Telah menceritakan kepada kami Muhammad bin
‘Aliy: Telah menceritakan kepada kami Sa’iid bin Manshuur, ia berkata: Telah
menceritakan kepada kami Abu ‘Awaanah, dari Saliim bin Basyiir bin Hajl
Al-‘Aisyiy(47), dari ‘Ikrimah, dari Ibnu ‘Abbaas: Bahwasannya ia biasa shalat
sebelum mendatangi shalat Jum’at sebanyak delapan raka’at, kemudian duduk dan
tidak shalat (sunnah) lagi hingga ia pulang” (Diriwayatkan oleh Ibnul-Mundzir
dalam Al-Ausath no. 1844; shahih(48)).
حَدَّثَنَا
فَهْدٌ، قَالَ: حَدَّثَنَا عَلِيُّ بْنُ مَعْبَدٍ، قَالَ: حَدَّثَنَا عُبَيْدِ
اللَّهِ، عَنْ زَيْدٍ، عَنْ جَبَلَةَ بْنِ سُحَيْمٍ عَنْ عَبْدِ اللَّهِ بْنِ
عُمَرَ رَضِيَ اللَّهُ عَنْهُمَا: أَنَّهُ كَانَ يُصَلِّي قَبْلَ الْجُمُعَةِ
أَرْبَعًا، لا يَفْصِلُ بَيْنَهُنَّ بِسَلامٍ، ثُمَّ بَعْدَ الْجُمُعَةِ
رَكْعَتَيْنِ، ثُمَّ أَرْبَعًا
Telah menceritakan kepada kami Fahd, ia
berkata: Telah menceritakan kepada kami ‘Aliy bin Ma’bad, ia berkata: Telah
menceritakan kepada kami ‘Ubaidullah, dari Zaid, dari Jabalah bin Suhaim, dari
‘Abdullah bin ‘Umar radliyallaahu ‘anhumaa: Bahwasannya ia biasa mengerjakan
shalat sebelum (shalat) Jum’at sebanyak empat raka’at dan tidak memisahnya
dengan salam. Kemudian setelah shalat Jum’at sebanyak dua raka’at, kemudian
empat raka’at” (Diriwayatkan oleh Ath-Thahawiy dalam Syarh Ma’aanil-Aatsaar
1/335 no. 1965).
Ibnu Rajab Al-Hanbaliy rahimahullah menukil
riwayat lain dari Ibnu ‘Umar radliyallaahu ‘anhumaa:
وروى عبد
الرزاق، عن معمر، عن أيوب، عن نافع، قال: كان ابن عمر يصلي قبل الجمعة اثنتي عشرة
ركعة
Dan ‘Abdurrazzaaq meriwayatkan dari Ma’mar,
dari Ayyuub, dari Naafi’, ia berkata: “Dulu Ibnu ‘Umar biasa shalat sebelum
Jum’at sebanyak duabelas raka’at” (Fathul-Baariy, 8/329).
عَنِ
الثَّوْرِيِّ، عَنْ عَطَاءِ بْنِ السَّائِبِ، عَنْ أَبِي عَبْدِ الرَّحْمَنِ
السُّلَمِيِّ، قَالَ كَانَ عَبْدُ اللَّهِ يَأْمُرُنَا أَنْ نُصَلِّيَ قَبْلَ
الْجُمُعَةِ أَرْبَعًا، وَبَعْدَهَا أَرْبَعًا، حَتَّى جَاءَنَا عَلِيٌّ
فَأَمَرَنَا أَنْ نُصَلِّيَ بَعْدَهَا رَكْعَتَيْنِ ثُمَّ أَرْبَعًا
Dari Ats-Tsauriy, dari ‘Athaa’ bin As-Saaib,
dari Abu ‘Abdirrahmaan As-Sulamiy, ia berkata: “Dulu ‘Abdullah (bin Mas’uud)

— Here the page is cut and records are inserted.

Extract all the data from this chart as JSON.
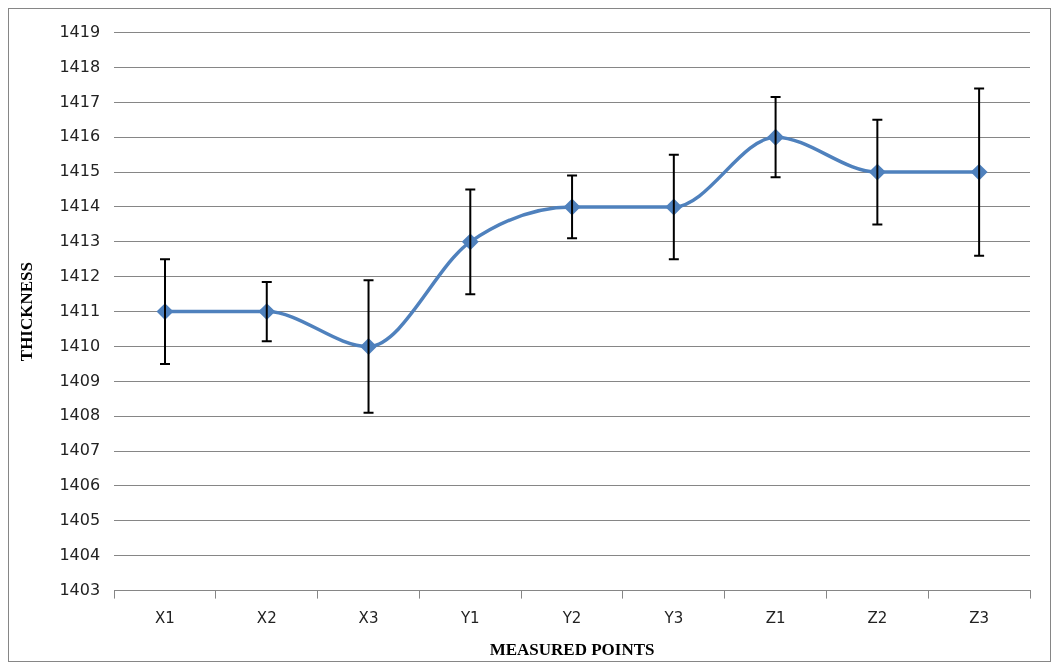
{
  "chart_data": {
    "type": "line",
    "xlabel": "MEASURED POINTS",
    "ylabel": "THICKNESS",
    "categories": [
      "X1",
      "X2",
      "X3",
      "Y1",
      "Y2",
      "Y3",
      "Z1",
      "Z2",
      "Z3"
    ],
    "series": [
      {
        "color": "#4f81bd",
        "values": [
          1411,
          1411,
          1410,
          1413,
          1414,
          1414,
          1416,
          1415,
          1415
        ],
        "errors": [
          1.5,
          0.85,
          1.9,
          1.5,
          0.9,
          1.5,
          1.15,
          1.5,
          2.4
        ]
      }
    ],
    "ylim": [
      1403,
      1419
    ],
    "yticks": [
      1403,
      1404,
      1405,
      1406,
      1407,
      1408,
      1409,
      1410,
      1411,
      1412,
      1413,
      1414,
      1415,
      1416,
      1417,
      1418,
      1419
    ],
    "grid": "y",
    "legend": false,
    "marker": "diamond",
    "line_style": "solid"
  }
}
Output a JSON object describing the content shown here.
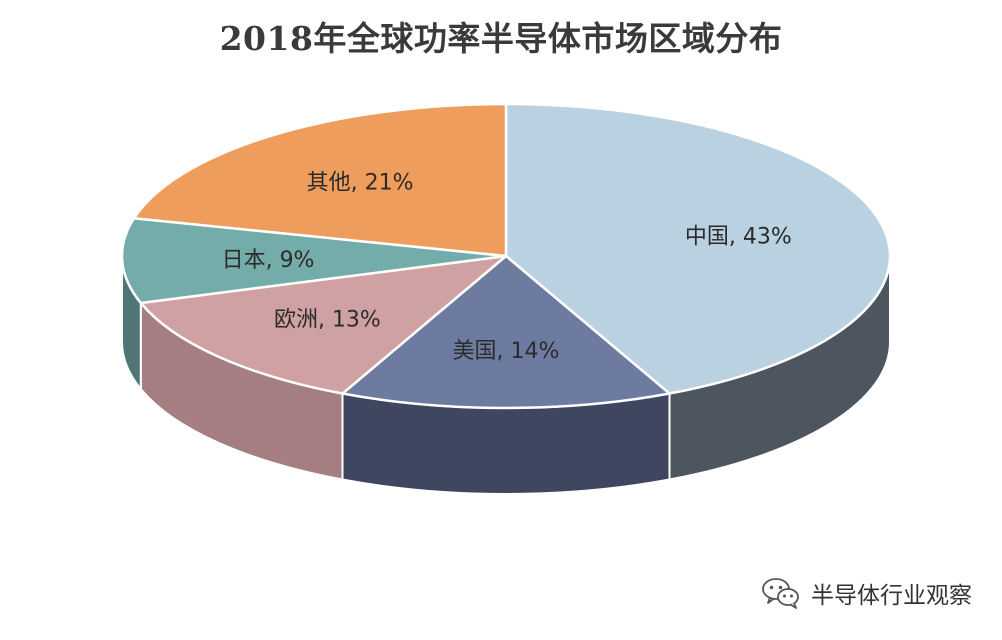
{
  "chart_data": {
    "type": "pie",
    "title": "2018年全球功率半导体市场区域分布",
    "slices": [
      {
        "label": "中国",
        "value": 43,
        "display": "中国, 43%",
        "color": "#B9D1E1",
        "side_color": "#4D565F"
      },
      {
        "label": "美国",
        "value": 14,
        "display": "美国, 14%",
        "color": "#6E7BA1",
        "side_color": "#3F4660"
      },
      {
        "label": "欧洲",
        "value": 13,
        "display": "欧洲, 13%",
        "color": "#D0A1A2",
        "side_color": "#A47E80"
      },
      {
        "label": "日本",
        "value": 9,
        "display": "日本, 9%",
        "color": "#74ACA9",
        "side_color": "#4F7674"
      },
      {
        "label": "其他",
        "value": 21,
        "display": "其他, 21%",
        "color": "#EE9D5C",
        "side_color": "#B27442"
      }
    ],
    "legend": "none",
    "three_d": true
  },
  "watermark": {
    "text": "半导体行业观察",
    "icon": "wechat-icon"
  }
}
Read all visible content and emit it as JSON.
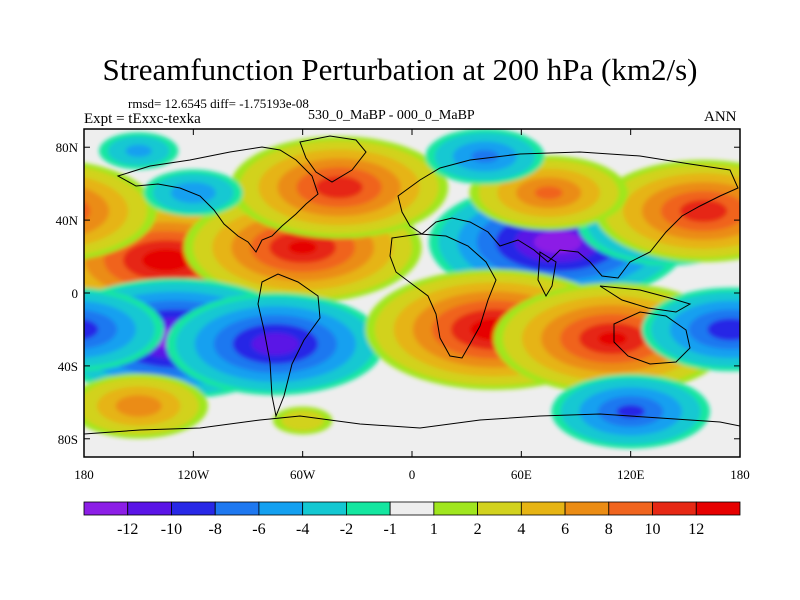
{
  "colors": {
    "frame": "#000000",
    "land": "#eeeeee",
    "coast": "#000000"
  },
  "chart_data": {
    "type": "heatmap",
    "title": "Streamfunction Perturbation at 200 hPa (km2/s)",
    "stats_text": "rmsd= 12.6545 diff= -1.75193e-08",
    "left_label": "Expt = tExxc-texka",
    "center_label": "530_0_MaBP - 000_0_MaBP",
    "right_label": "ANN",
    "x_axis": {
      "range": [
        -180,
        180
      ],
      "ticks": [
        -180,
        -120,
        -60,
        0,
        60,
        120,
        180
      ],
      "tick_labels": [
        "180",
        "120W",
        "60W",
        "0",
        "60E",
        "120E",
        "180"
      ]
    },
    "y_axis": {
      "range": [
        -90,
        90
      ],
      "ticks": [
        80,
        40,
        0,
        -40,
        -80
      ],
      "tick_labels": [
        "80N",
        "40N",
        "0",
        "40S",
        "80S"
      ]
    },
    "colorbar": {
      "levels": [
        -12,
        -10,
        -8,
        -6,
        -4,
        -2,
        -1,
        1,
        2,
        4,
        6,
        8,
        10,
        12
      ],
      "labels": [
        "-12",
        "-10",
        "-8",
        "-6",
        "-4",
        "-2",
        "-1",
        "1",
        "2",
        "4",
        "6",
        "8",
        "10",
        "12"
      ],
      "colors": [
        "#8c1ee6",
        "#5a14e6",
        "#2828e6",
        "#1e78f0",
        "#14a0f0",
        "#14c8d2",
        "#14e6a0",
        "#eeeeee",
        "#a0e61e",
        "#d2d21e",
        "#e6b414",
        "#eb8c14",
        "#f0641e",
        "#e62814",
        "#e60000"
      ]
    },
    "features": [
      {
        "lon": -135,
        "lat": 18,
        "value": 13
      },
      {
        "lon": -60,
        "lat": 25,
        "value": 12
      },
      {
        "lon": -130,
        "lat": -25,
        "value": -13
      },
      {
        "lon": -75,
        "lat": -28,
        "value": -11
      },
      {
        "lon": 80,
        "lat": 28,
        "value": -13
      },
      {
        "lon": 140,
        "lat": 38,
        "value": -9
      },
      {
        "lon": 45,
        "lat": -20,
        "value": 13
      },
      {
        "lon": 110,
        "lat": -25,
        "value": 12
      },
      {
        "lon": -40,
        "lat": 58,
        "value": 11
      },
      {
        "lon": 160,
        "lat": 45,
        "value": 11
      },
      {
        "lon": 75,
        "lat": 55,
        "value": 8
      },
      {
        "lon": -150,
        "lat": 78,
        "value": -4
      },
      {
        "lon": -120,
        "lat": 55,
        "value": -5
      },
      {
        "lon": 40,
        "lat": 75,
        "value": -6
      },
      {
        "lon": 175,
        "lat": -20,
        "value": -9
      },
      {
        "lon": 120,
        "lat": -65,
        "value": -8
      },
      {
        "lon": -150,
        "lat": -62,
        "value": 7
      },
      {
        "lon": -60,
        "lat": -70,
        "value": 3
      }
    ]
  }
}
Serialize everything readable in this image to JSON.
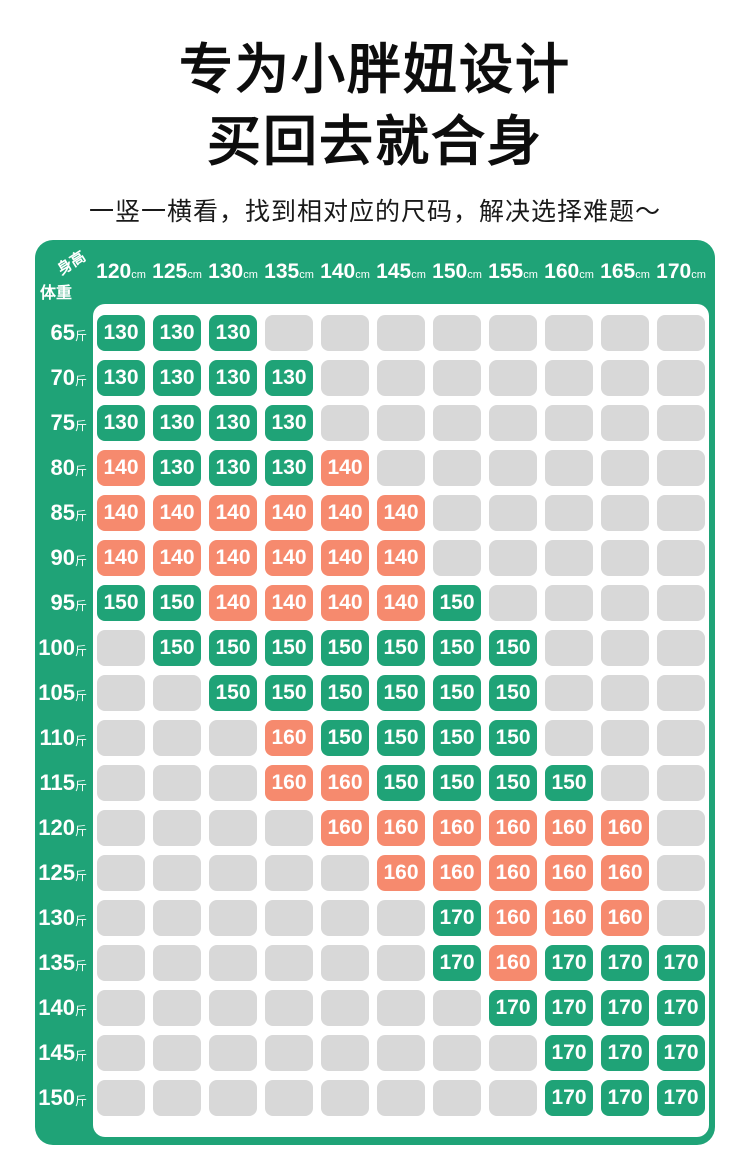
{
  "page": {
    "title_line1": "专为小胖妞设计",
    "title_line2": "买回去就合身",
    "subtitle": "一竖一横看，找到相对应的尺码，解决选择难题～"
  },
  "colors": {
    "green": "#1FA377",
    "salmon": "#F68A6E",
    "empty_gray": "#D8D8D8"
  },
  "chart_data": {
    "type": "heatmap",
    "x_axis_label": "身高",
    "y_axis_label": "体重",
    "x_unit": "cm",
    "y_unit": "斤",
    "columns": [
      "120",
      "125",
      "130",
      "135",
      "140",
      "145",
      "150",
      "155",
      "160",
      "165",
      "170"
    ],
    "rows": [
      "65",
      "70",
      "75",
      "80",
      "85",
      "90",
      "95",
      "100",
      "105",
      "110",
      "115",
      "120",
      "125",
      "130",
      "135",
      "140",
      "145",
      "150"
    ],
    "cell_color_codes": {
      "g": "green",
      "s": "salmon",
      "": "empty"
    },
    "cells": [
      [
        "130g",
        "130g",
        "130g",
        "",
        "",
        "",
        "",
        "",
        "",
        "",
        ""
      ],
      [
        "130g",
        "130g",
        "130g",
        "130g",
        "",
        "",
        "",
        "",
        "",
        "",
        ""
      ],
      [
        "130g",
        "130g",
        "130g",
        "130g",
        "",
        "",
        "",
        "",
        "",
        "",
        ""
      ],
      [
        "140s",
        "130g",
        "130g",
        "130g",
        "140s",
        "",
        "",
        "",
        "",
        "",
        ""
      ],
      [
        "140s",
        "140s",
        "140s",
        "140s",
        "140s",
        "140s",
        "",
        "",
        "",
        "",
        ""
      ],
      [
        "140s",
        "140s",
        "140s",
        "140s",
        "140s",
        "140s",
        "",
        "",
        "",
        "",
        ""
      ],
      [
        "150g",
        "150g",
        "140s",
        "140s",
        "140s",
        "140s",
        "150g",
        "",
        "",
        "",
        ""
      ],
      [
        "",
        "150g",
        "150g",
        "150g",
        "150g",
        "150g",
        "150g",
        "150g",
        "",
        "",
        ""
      ],
      [
        "",
        "",
        "150g",
        "150g",
        "150g",
        "150g",
        "150g",
        "150g",
        "",
        "",
        ""
      ],
      [
        "",
        "",
        "",
        "160s",
        "150g",
        "150g",
        "150g",
        "150g",
        "",
        "",
        ""
      ],
      [
        "",
        "",
        "",
        "160s",
        "160s",
        "150g",
        "150g",
        "150g",
        "150g",
        "",
        ""
      ],
      [
        "",
        "",
        "",
        "",
        "160s",
        "160s",
        "160s",
        "160s",
        "160s",
        "160s",
        ""
      ],
      [
        "",
        "",
        "",
        "",
        "",
        "160s",
        "160s",
        "160s",
        "160s",
        "160s",
        ""
      ],
      [
        "",
        "",
        "",
        "",
        "",
        "",
        "170g",
        "160s",
        "160s",
        "160s",
        ""
      ],
      [
        "",
        "",
        "",
        "",
        "",
        "",
        "170g",
        "160s",
        "170g",
        "170g",
        "170g"
      ],
      [
        "",
        "",
        "",
        "",
        "",
        "",
        "",
        "170g",
        "170g",
        "170g",
        "170g"
      ],
      [
        "",
        "",
        "",
        "",
        "",
        "",
        "",
        "",
        "170g",
        "170g",
        "170g"
      ],
      [
        "",
        "",
        "",
        "",
        "",
        "",
        "",
        "",
        "170g",
        "170g",
        "170g"
      ]
    ]
  }
}
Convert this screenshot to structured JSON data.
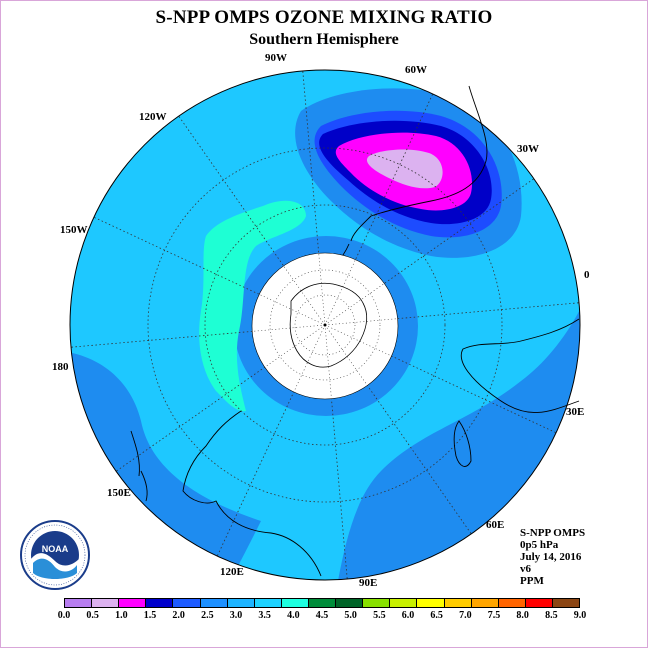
{
  "title": "S-NPP OMPS OZONE MIXING RATIO",
  "subtitle": "Southern Hemisphere",
  "map": {
    "projection": "south polar stereographic",
    "longitude_labels": [
      "90W",
      "60W",
      "30W",
      "0",
      "30E",
      "60E",
      "90E",
      "120E",
      "150E",
      "180",
      "150W",
      "120W"
    ],
    "polar_region": "no data (white)"
  },
  "info": {
    "instrument": "S-NPP OMPS",
    "level": "0p5 hPa",
    "date": "July 14, 2016",
    "version": "v6",
    "units": "PPM"
  },
  "logo_icon": "noaa-logo-icon",
  "colorbar": {
    "colors": [
      "#b77df0",
      "#dcb2f0",
      "#ff00ff",
      "#0000cc",
      "#1d5bff",
      "#1e90ff",
      "#1eb4ff",
      "#1ed2ff",
      "#1effe0",
      "#008c3a",
      "#006428",
      "#88e000",
      "#c8f000",
      "#ffff00",
      "#ffcc00",
      "#ffa500",
      "#ff6400",
      "#ff0000",
      "#8b4513"
    ],
    "tick_labels": [
      "0.0",
      "0.5",
      "1.0",
      "1.5",
      "2.0",
      "2.5",
      "3.0",
      "3.5",
      "4.0",
      "4.5",
      "5.0",
      "5.5",
      "6.0",
      "6.5",
      "7.0",
      "7.5",
      "8.0",
      "8.5",
      "9.0"
    ]
  }
}
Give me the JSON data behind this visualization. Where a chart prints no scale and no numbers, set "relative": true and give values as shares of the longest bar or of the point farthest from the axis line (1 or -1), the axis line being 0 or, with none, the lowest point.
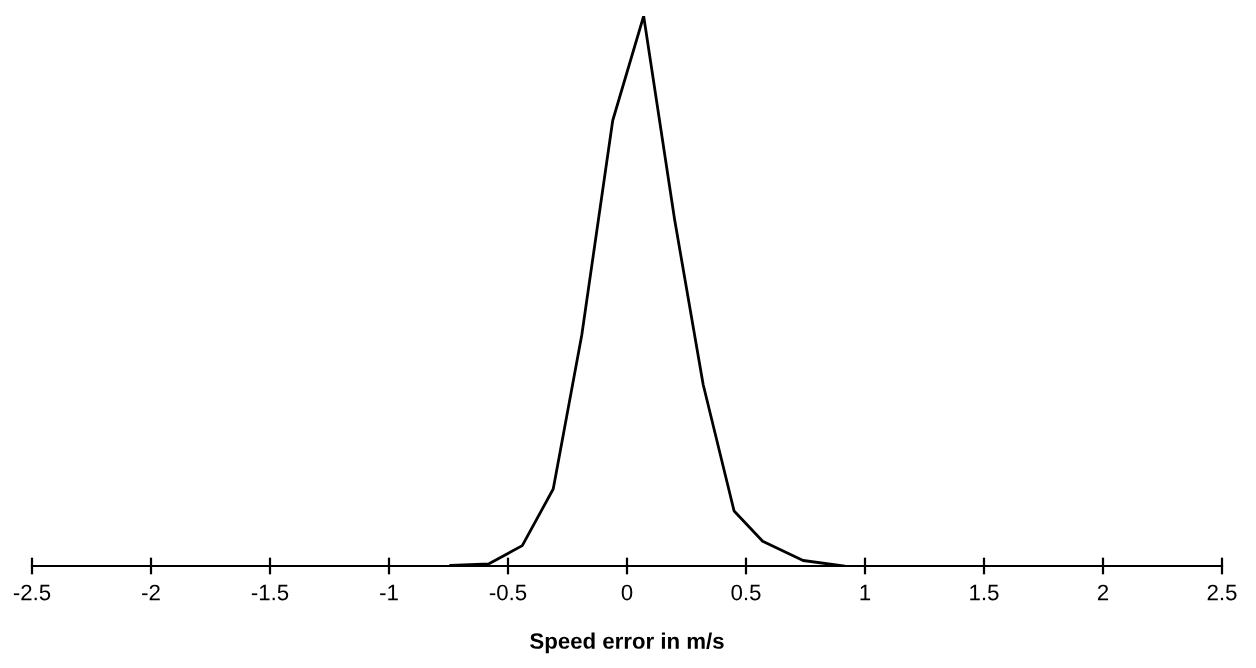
{
  "chart_data": {
    "type": "line",
    "xlabel": "Speed error in m/s",
    "relative": true,
    "xlim": [
      -2.5,
      2.5
    ],
    "xticks": [
      {
        "value": -2.5,
        "label": "-2.5"
      },
      {
        "value": -2,
        "label": "-2"
      },
      {
        "value": -1.5,
        "label": "-1.5"
      },
      {
        "value": -1,
        "label": "-1"
      },
      {
        "value": -0.5,
        "label": "-0.5"
      },
      0,
      0.5,
      1,
      1.5,
      2,
      2.5
    ],
    "grid": false,
    "legend": false,
    "marker": "none",
    "line_style": "solid",
    "series": [
      {
        "color": "#000000",
        "x": [
          -0.74,
          -0.58,
          -0.44,
          -0.31,
          -0.19,
          -0.06,
          0.07,
          0.2,
          0.32,
          0.45,
          0.57,
          0.74,
          0.91
        ],
        "values": [
          0.001,
          0.004,
          0.037,
          0.14,
          0.42,
          0.81,
          1,
          0.63,
          0.33,
          0.1,
          0.045,
          0.01,
          0
        ]
      }
    ]
  }
}
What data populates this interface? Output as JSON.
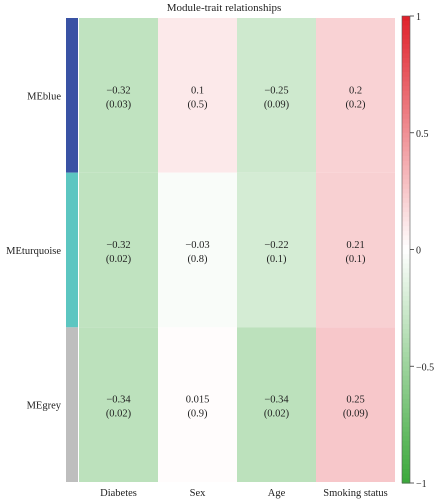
{
  "chart_data": {
    "type": "heatmap",
    "title": "Module-trait relationships",
    "columns": [
      "Diabetes",
      "Sex",
      "Age",
      "Smoking status"
    ],
    "rows": [
      {
        "name": "MEblue",
        "color": "#3952a4",
        "values": [
          -0.32,
          0.1,
          -0.25,
          0.2
        ],
        "labels": [
          "−0.32",
          "0.1",
          "−0.25",
          "0.2"
        ],
        "pvalues": [
          "(0.03)",
          "(0.5)",
          "(0.09)",
          "(0.2)"
        ]
      },
      {
        "name": "MEturquoise",
        "color": "#5cc6c1",
        "values": [
          -0.32,
          -0.03,
          -0.22,
          0.21
        ],
        "labels": [
          "−0.32",
          "−0.03",
          "−0.22",
          "0.21"
        ],
        "pvalues": [
          "(0.02)",
          "(0.8)",
          "(0.1)",
          "(0.1)"
        ]
      },
      {
        "name": "MEgrey",
        "color": "#bebebe",
        "values": [
          -0.34,
          0.015,
          -0.34,
          0.25
        ],
        "labels": [
          "−0.34",
          "0.015",
          "−0.34",
          "0.25"
        ],
        "pvalues": [
          "(0.02)",
          "(0.9)",
          "(0.02)",
          "(0.09)"
        ]
      }
    ],
    "color_scale": {
      "min": -1,
      "max": 1,
      "low_color": "#3aa83a",
      "mid_color": "#ffffff",
      "high_color": "#e0202a"
    },
    "colorbar_ticks": [
      {
        "value": 1,
        "label": "1"
      },
      {
        "value": 0.5,
        "label": "0.5"
      },
      {
        "value": 0,
        "label": "0"
      },
      {
        "value": -0.5,
        "label": "−0.5"
      },
      {
        "value": -1,
        "label": "−1"
      }
    ]
  }
}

menyuruh kami shalat sebelum Jum’at sebanyak empat raka’at dan setelahnya empat
raka’at, hingga ‘Aliy datang kepada kami lalu menyuruh kami shalat sebanyak dua
raka’at setelahnya, kemudian empat raka’at” (Diriwayatkan oleh ‘Abdurrazzaaq
no. 5525; shahih).
Abu Syaamah rahimahullah berkata:
المراد من صلاة
عبد الله بن مسعود قبل الجمعة أربعا أنه كان يفعل ذلك تطوعا إلى خروج الإمام كما
تقدم ذكره
“Yang dimaksudkan dari shalat ‘Abdullah bin
Mas’uud sebelum Jum’at sebanyak empat raka’at, maka ia melakukannya sebagai
shalat sunnah (mutlak) hingga keluarnya imam sebagaimana yang telah lalu
penyebutannya” (Al-Baa’its ‘alaa Inkaaril-Bida’ wal-Hawaadits, hal. 97).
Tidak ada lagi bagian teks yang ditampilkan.